Microsoft to enforce number matching in Authenticator app. Updated May 2023.

by | Feb 6, 2023 | Security, Office 365, Windows

a screenshot from Microsoft with number matching as an MFA method
From the Microsoft Blog.

Beginning May 8, 2023, Microsoft will start enforcing number matching for all users who have MFA enabled on their Microsoft 365 account. Number matching in authentication procedures refers to displaying a number on one device (typically a cell phone, wherever you may have the Microsoft Authenticator app), and choosing the number that matches what is displayed on your computer login screen.  
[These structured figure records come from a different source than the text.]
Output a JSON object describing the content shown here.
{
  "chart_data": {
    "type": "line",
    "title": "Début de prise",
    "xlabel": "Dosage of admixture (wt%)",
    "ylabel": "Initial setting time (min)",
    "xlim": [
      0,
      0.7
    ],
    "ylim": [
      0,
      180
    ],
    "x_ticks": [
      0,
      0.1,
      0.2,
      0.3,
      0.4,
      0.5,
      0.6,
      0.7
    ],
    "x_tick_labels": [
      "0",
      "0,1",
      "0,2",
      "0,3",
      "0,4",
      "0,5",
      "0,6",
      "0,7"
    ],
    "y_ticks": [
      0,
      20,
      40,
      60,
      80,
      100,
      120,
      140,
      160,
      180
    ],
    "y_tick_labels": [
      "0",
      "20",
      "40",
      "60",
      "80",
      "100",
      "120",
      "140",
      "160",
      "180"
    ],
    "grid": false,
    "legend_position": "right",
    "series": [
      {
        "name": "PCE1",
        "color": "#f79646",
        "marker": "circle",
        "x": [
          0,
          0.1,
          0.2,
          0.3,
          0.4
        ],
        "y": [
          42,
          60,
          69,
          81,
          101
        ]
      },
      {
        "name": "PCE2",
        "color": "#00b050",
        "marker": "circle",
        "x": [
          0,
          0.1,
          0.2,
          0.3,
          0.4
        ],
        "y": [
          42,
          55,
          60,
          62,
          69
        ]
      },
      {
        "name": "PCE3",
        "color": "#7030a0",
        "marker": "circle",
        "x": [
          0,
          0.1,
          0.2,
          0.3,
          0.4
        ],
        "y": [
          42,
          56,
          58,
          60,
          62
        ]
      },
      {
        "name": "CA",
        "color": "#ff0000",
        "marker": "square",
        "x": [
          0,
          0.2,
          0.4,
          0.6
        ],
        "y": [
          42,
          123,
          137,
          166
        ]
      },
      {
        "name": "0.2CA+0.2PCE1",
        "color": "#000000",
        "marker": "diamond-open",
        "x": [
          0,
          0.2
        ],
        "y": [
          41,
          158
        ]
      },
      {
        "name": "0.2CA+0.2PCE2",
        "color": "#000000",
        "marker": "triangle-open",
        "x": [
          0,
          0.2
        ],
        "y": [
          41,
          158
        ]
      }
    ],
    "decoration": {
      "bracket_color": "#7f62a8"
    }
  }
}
It is a method that increases security, and a move from Microsoft to lessen phishing attempts via MFA fatigue. MFA fatigue was seen famously earlier this year with the security breach from Uber. In an MFA Fatigue attack, threat actors will send countless requests for logins, to the extreme point that users may accept the request, just to stop the notifications.  

Though Microsoft will begin to deploy number matching starting May 8, they recommend enabling number matching for your organization now, in order to guarantee a seamless transition.  

Number matching is supported in the following scenarios: 

  • Multifactor authentication 
  • Self-service password reset 
  • During Authenticator app set up 
  • Azure FS adapter 
  • NPS adapter 

In addition to number matching, Microsoft will start providing more context to sign-in requests, namely location of sign-in attempt and which app is requesting a sign-in. 

At the TEC 2022 conference, Microsoft VP for Identity Security, Alex Weinert, reported a measly 26.84% of Microsoft 365 users who have enabled multifactor authentication. For administrators in a company, that number crawls up to 34.15%. If you are not requiring MFA on your Microsoft accounts, you are leaving your business and your data at risk. Please contact SpireTech for assistance with enforcing MFA on your Microsoft 365 accounts. 

With the updates coming later this month, Microsoft Authenticator will have the same level of security as Windows Hello and FIDO-2 keys.  

These small changes add multiple layers of security to any organization and are far worth the annoyance of a few more steps before a login. Human error leads to most security breaches—secure your organization with the additional step as soon as you comfortably can.